Los asesinos esperaron hasta que sus corazones y su respiración se aquietaran. Sólo una hora antes del relevo de su turno, subieron a cubierta, donde asidos a los pasamanos y a la jarcia, para no ser arrastrados por las olas, se pusieron a gritar desaforados:
-¡Hombre al agua por babor!. . ¡Hombre al agua!. . .
Hicieron aparatosas señas para ser advertidos desde el puente de mando. El oficial de guardia, dio la alarma y procedió con los pitazos de emergencia, pero no le fue posible detener la nave ni, mucho menos, tratar de cambiar el rumbo que cortaban las olas por temor a una vuelta de campana.

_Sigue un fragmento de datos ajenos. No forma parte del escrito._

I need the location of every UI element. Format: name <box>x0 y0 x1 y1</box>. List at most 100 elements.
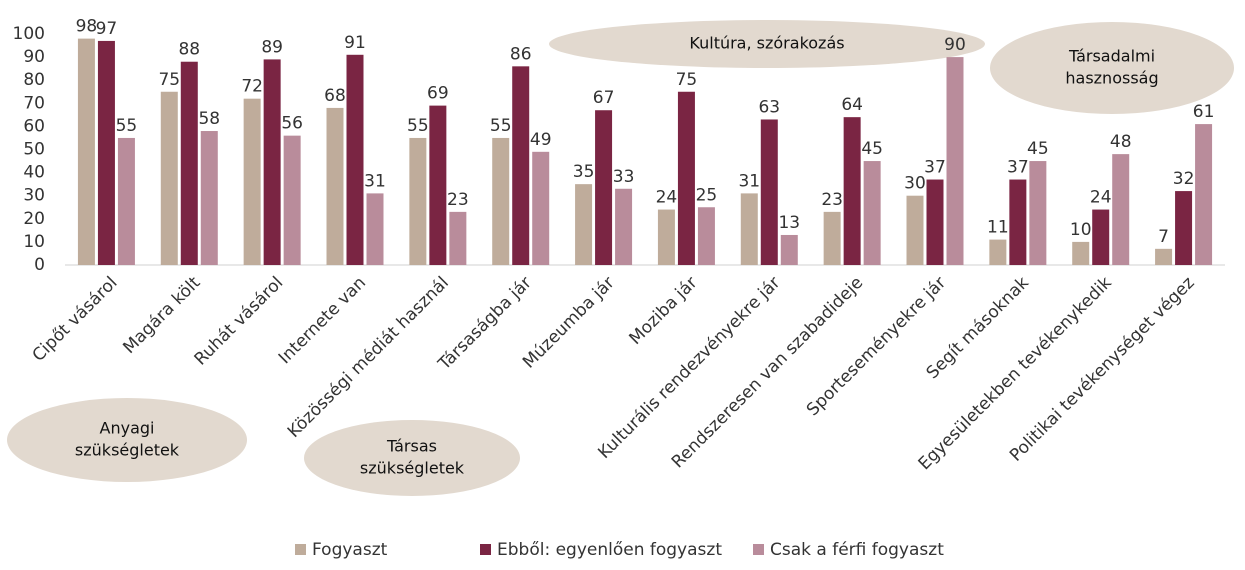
bar <box>595 110 613 265</box>
data-label: 48 <box>1110 132 1132 152</box>
data-label: 23 <box>821 190 843 210</box>
data-label: 13 <box>778 213 800 233</box>
data-label: 63 <box>758 97 780 117</box>
data-label: 86 <box>510 44 532 64</box>
data-label: 88 <box>178 40 200 60</box>
legend-swatch <box>295 544 306 555</box>
data-label: 55 <box>407 116 429 136</box>
x-tick-label: Moziba jár <box>626 273 702 349</box>
annotation-ellipse <box>990 22 1234 114</box>
bar <box>657 209 675 265</box>
data-label: 24 <box>1090 188 1112 208</box>
x-tick-label: Ruhát vásárol <box>191 273 288 370</box>
bar <box>1072 241 1090 265</box>
data-label: 98 <box>76 17 98 37</box>
bar <box>532 151 550 265</box>
y-tick-label: 70 <box>23 93 45 113</box>
data-label: 31 <box>738 171 760 191</box>
data-label: 72 <box>241 77 263 97</box>
data-label: 49 <box>530 130 552 150</box>
bar <box>1175 191 1193 265</box>
y-tick-label: 0 <box>34 255 45 275</box>
y-tick-label: 90 <box>23 47 45 67</box>
x-tick-label: Cipőt vásárol <box>29 273 122 366</box>
annotation-text: hasznosság <box>1065 69 1158 88</box>
x-tick-label: Közösségi médiát használ <box>284 273 453 442</box>
y-tick-label: 20 <box>23 209 45 229</box>
bar <box>760 119 778 265</box>
bar <box>512 66 530 265</box>
x-tick-label: Sporteseményekre jár <box>803 273 950 420</box>
annotation-text: Társas <box>386 437 437 456</box>
y-tick-label: 40 <box>23 163 45 183</box>
legend-swatch <box>480 544 491 555</box>
annotation-text: Társadalmi <box>1068 47 1155 66</box>
bar <box>843 117 861 265</box>
bar <box>283 135 301 265</box>
bar <box>263 59 281 265</box>
data-label: 24 <box>656 188 678 208</box>
bar <box>823 211 841 265</box>
data-label: 55 <box>116 116 138 136</box>
legend-label: Csak a férfi fogyaszt <box>770 540 944 560</box>
data-label: 58 <box>198 109 220 129</box>
y-tick-label: 80 <box>23 70 45 90</box>
data-label: 69 <box>427 84 449 104</box>
bar <box>409 137 427 265</box>
data-label: 32 <box>1173 169 1195 189</box>
data-label: 23 <box>447 190 469 210</box>
bar <box>346 54 364 265</box>
x-tick-label: Kulturális rendezvényekre jár <box>594 273 784 463</box>
bar <box>1092 209 1110 265</box>
bar <box>1155 248 1173 265</box>
bar <box>366 193 384 265</box>
annotation-ellipse <box>304 420 520 496</box>
bar <box>97 40 115 266</box>
bar <box>77 38 95 266</box>
annotation-text: szükségletek <box>360 459 465 478</box>
legend-label: Fogyaszt <box>312 540 388 560</box>
data-label: 90 <box>944 35 966 55</box>
data-label: 30 <box>904 174 926 194</box>
bar <box>575 184 593 265</box>
data-label: 31 <box>364 171 386 191</box>
data-label: 91 <box>344 33 366 53</box>
data-label: 45 <box>861 139 883 159</box>
annotation-text: Kultúra, szórakozás <box>689 34 844 53</box>
data-label: 7 <box>1158 227 1169 247</box>
bar <box>1195 124 1213 265</box>
bar <box>926 179 944 265</box>
y-tick-label: 10 <box>23 232 45 252</box>
data-label: 35 <box>573 162 595 182</box>
data-label: 33 <box>613 167 635 187</box>
legend-swatch <box>753 544 764 555</box>
bar <box>697 207 715 265</box>
y-tick-label: 30 <box>23 186 45 206</box>
data-label: 56 <box>281 114 303 134</box>
annotation-text: Anyagi <box>100 419 155 438</box>
annotation-ellipse <box>7 398 247 482</box>
y-tick-label: 100 <box>13 24 45 44</box>
annotation-text: szükségletek <box>75 441 180 460</box>
bar <box>989 239 1007 265</box>
data-label: 10 <box>1070 220 1092 240</box>
data-label: 64 <box>841 95 863 115</box>
bar <box>326 107 344 265</box>
bar <box>1029 161 1047 265</box>
y-tick-label: 50 <box>23 140 45 160</box>
bar <box>780 234 798 265</box>
data-label: 97 <box>96 19 118 39</box>
bar <box>677 91 695 265</box>
bar <box>200 131 218 265</box>
data-label: 37 <box>1007 158 1029 178</box>
bar <box>492 137 510 265</box>
data-label: 75 <box>158 70 180 90</box>
bar <box>180 61 198 265</box>
data-label: 89 <box>261 37 283 57</box>
annotation-ellipse <box>549 20 985 68</box>
bar <box>1112 154 1130 265</box>
bar <box>243 98 261 266</box>
bar <box>906 195 924 265</box>
bar <box>117 137 135 265</box>
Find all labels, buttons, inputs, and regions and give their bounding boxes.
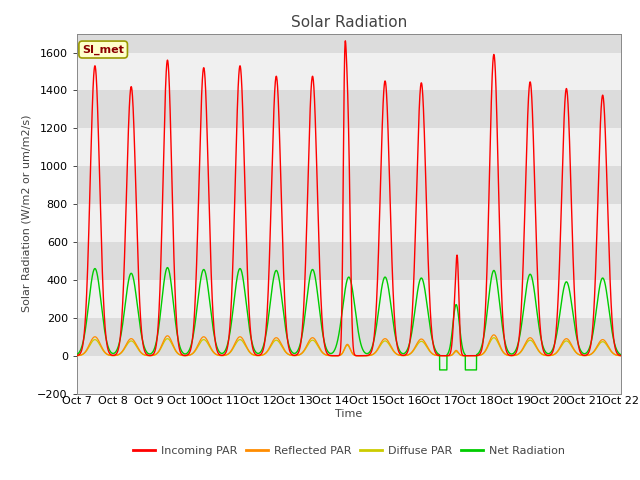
Bar [77,356,621,394]
Bar [77,204,621,242]
Text: SI_met: SI_met [82,44,124,55]
Bar [77,128,621,166]
Title: Solar Radiation: Solar Radiation [291,15,407,30]
Legend: Incoming PAR, Reflected PAR, Diffuse PAR, Net Radiation: Incoming PAR, Reflected PAR, Diffuse PAR… [129,441,569,460]
Bar [77,52,621,90]
Y-axis label: Solar Radiation (W/m2 or um/m2/s): Solar Radiation (W/m2 or um/m2/s) [22,115,32,312]
X-axis label: Time: Time [335,409,362,419]
Bar [77,280,621,318]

De todos modos, cualquier maniobra habría sido estéril. Luka ya había abandonado este mundo, antes de ser arrojado al mar.
Vino la calma. La nave siguió rumbo a Génova. Hubo un sumario de rigor, donde los asesinos consignaron que un pasajero imprudente fue barrido por una gran ola desde la cubierta, en medio de un fuerte temporal, y ellos, en su ronda habitual alcanzaron a dar la alarma pero. . . el resto de la historia ya es sabida.
Ni el capitán, ni el oficial a cargo del sumario hicieron las cosas difíciles. Total sólo se trataba de un pasajero de tercera clase. Se limitaron, una vez que llegaron a puerto, a entregar a los representantes de su compañía los efectos personales de Luka y su pasaporte, acompañado de un escueto parte del accidente.
Días después, llegó a Split y de ahí a Brac la noticia que Luka, el hombre que quería ser recordado por los suyos como: "Un viejo que, más que una fortuna en oro, dejaba un ejemplo de amor y sacrificio", no llegaría nunca. Tampoco su oro.
Sólo a modo de pequeña compensación póstuma, para este joven y desventurado pionero, podemos agregar que -como él lo quiso- su memoria sí fue evocada con gran cariño por su descendencia. En especial, por su bisnieto.